Weakly Fault-Tolerant Computation in a Quantum Error-Detecting Code

TL;DR

This paper introduces a weak fault-tolerance approach using a quantum error-detecting code that improves small-scale quantum computations with less overhead than full fault-tolerant codes.

Contribution

It proposes a middle-ground quantum error-detecting scheme that detects single errors and enables universal computation with reduced overhead.

Findings

Significant improvement over no error correction at low physical error probabilities.

Requires much less overhead than full fault-tolerance codes.

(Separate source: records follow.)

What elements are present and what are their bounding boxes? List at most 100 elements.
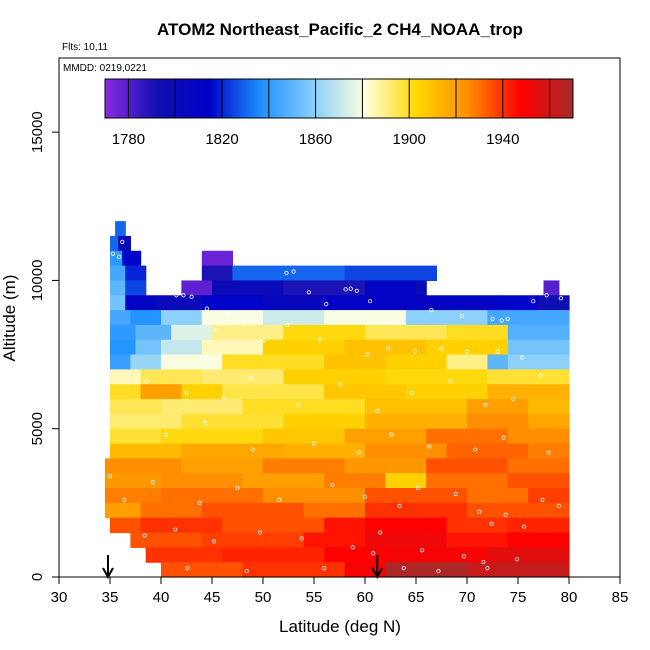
colorbar-tick-label: 1860 (299, 131, 332, 148)
observation-point (473, 447, 478, 452)
heatmap-cell (110, 235, 119, 252)
observation-point (322, 566, 327, 571)
heatmap-cell (161, 428, 264, 445)
heatmap-cell (263, 488, 366, 504)
heatmap-cell (130, 354, 162, 370)
observation-point (122, 497, 127, 502)
heatmap-cell (232, 265, 346, 282)
x-tick-label: 45 (204, 589, 221, 606)
observation-point (144, 379, 149, 384)
observation-point (409, 391, 415, 396)
heatmap-cell (110, 354, 131, 370)
observation-point (185, 566, 190, 571)
heatmap-cell (507, 428, 570, 445)
observation-point (401, 566, 406, 571)
observation-point (556, 503, 561, 508)
heatmap-cell (201, 265, 233, 282)
heatmap-cell (487, 547, 570, 563)
heatmap-cell (110, 265, 126, 282)
heatmap-cell (507, 324, 570, 341)
heatmap-cell (181, 384, 223, 400)
heatmap-cell (118, 235, 131, 252)
heatmap-cell (405, 384, 488, 400)
heatmap-cell (242, 399, 366, 415)
heatmap-cell (125, 295, 157, 311)
x-tick-label: 85 (612, 589, 629, 606)
heatmap-cell (365, 399, 468, 415)
heatmap-cell (135, 339, 162, 356)
heatmap-cell (283, 443, 366, 459)
observation-point (164, 432, 169, 437)
observation-point (244, 568, 249, 574)
observation-point (362, 494, 368, 500)
heatmap-cell (324, 310, 407, 326)
y-tick-label: 10000 (29, 260, 46, 302)
observation-point (558, 296, 563, 301)
observation-point (461, 554, 467, 559)
observation-point (427, 444, 432, 449)
heatmap-cell (528, 443, 570, 459)
heatmap-cell (365, 502, 468, 519)
y-axis: 0 5000 10000 15000 (29, 111, 59, 581)
y-tick-label: 5000 (29, 412, 46, 445)
heatmap-cells (104, 221, 570, 578)
colorbar-tick-label: 1940 (486, 131, 519, 148)
heatmap-cell (344, 265, 437, 282)
heatmap-cell (283, 369, 386, 385)
heatmap-cell (110, 310, 131, 326)
heatmap-cell (181, 443, 284, 459)
x-tick-label: 70 (459, 589, 476, 606)
heatmap-cell (140, 384, 182, 400)
heatmap-cell (283, 324, 366, 341)
x-tick-label: 50 (255, 589, 272, 606)
heatmap-cell (365, 443, 448, 459)
observation-point (510, 396, 516, 402)
heatmap-cell (161, 354, 223, 370)
heatmap-cell (385, 562, 468, 578)
heatmap-cell (222, 547, 325, 563)
x-tick-label: 60 (357, 589, 374, 606)
heatmap-cell (242, 562, 346, 578)
observation-point (393, 319, 398, 325)
heatmap-cell (467, 399, 529, 415)
heatmap-cell (324, 517, 366, 534)
observation-point (110, 251, 116, 256)
heatmap-cell (140, 517, 223, 534)
observation-point (107, 474, 113, 479)
observation-point (248, 376, 253, 381)
x-tick-label: 35 (102, 589, 119, 606)
colorbar-tick-label: 1820 (205, 131, 238, 148)
x-tick-label: 75 (510, 589, 527, 606)
observation-point (338, 382, 343, 387)
heatmap-cell (344, 562, 386, 578)
heatmap-cell (487, 384, 570, 400)
observation-point (503, 512, 508, 517)
heatmap-cell (263, 339, 346, 356)
heatmap-cell (528, 488, 570, 504)
heatmap-cell (283, 413, 366, 430)
heatmap-cell (110, 324, 137, 341)
heatmap-cell (130, 532, 203, 548)
observation-point (343, 287, 348, 292)
observation-point (477, 509, 482, 514)
observation-point (318, 337, 323, 342)
observation-point (311, 441, 317, 446)
heatmap-cell (201, 250, 233, 267)
observation-point (291, 269, 296, 274)
heatmap-cell (385, 354, 448, 370)
observation-point (189, 294, 194, 299)
observation-point (261, 337, 267, 342)
heatmap-cell (222, 517, 325, 534)
observation-point (142, 533, 147, 538)
observation-point (356, 450, 361, 455)
heatmap-cell (242, 473, 325, 489)
observation-point (499, 318, 504, 323)
observation-point (250, 447, 255, 452)
heatmap-cell (161, 310, 203, 326)
heatmap-cell (507, 354, 570, 370)
observation-point (436, 568, 441, 574)
observation-point (204, 306, 209, 311)
heatmap-cell (324, 384, 407, 400)
heatmap-cell (385, 547, 488, 563)
observation-point (505, 316, 510, 322)
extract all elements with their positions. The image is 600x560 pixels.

Achieves universal quantum computation with weak fault tolerance.

Abstract

Many current quantum error-correcting codes that achieve full fault tolerance suffer from having low ratios of logical to physical qubits and significant overhead. This makes them difficult to implement on current noisy intermediate-scale quantum (NISQ) computers and results in the inability to perform quantum algorithms at useful scales with near-term quantum processors. As a result, calculations are generally done without encoding. We propose a middle ground between these two approaches: constructions in the $[[n,n-2,2]]$ quantum error-detecting code that can detect any error from a single faulty gate by measuring the stabilizer generators of the code and additional ancillas at the end of the computation. This achieves weak fault tolerance. As we show, this yields a significant improvement over no error correction for small computations with low enough physical error probabilities and requires much less overhead than codes that achieve full fault tolerance. We give constructions for a set of gates that achieve universal quantum computation in this error-detecting code, while satisfying weak fault tolerance up to analog imprecision on the physical rotation gate.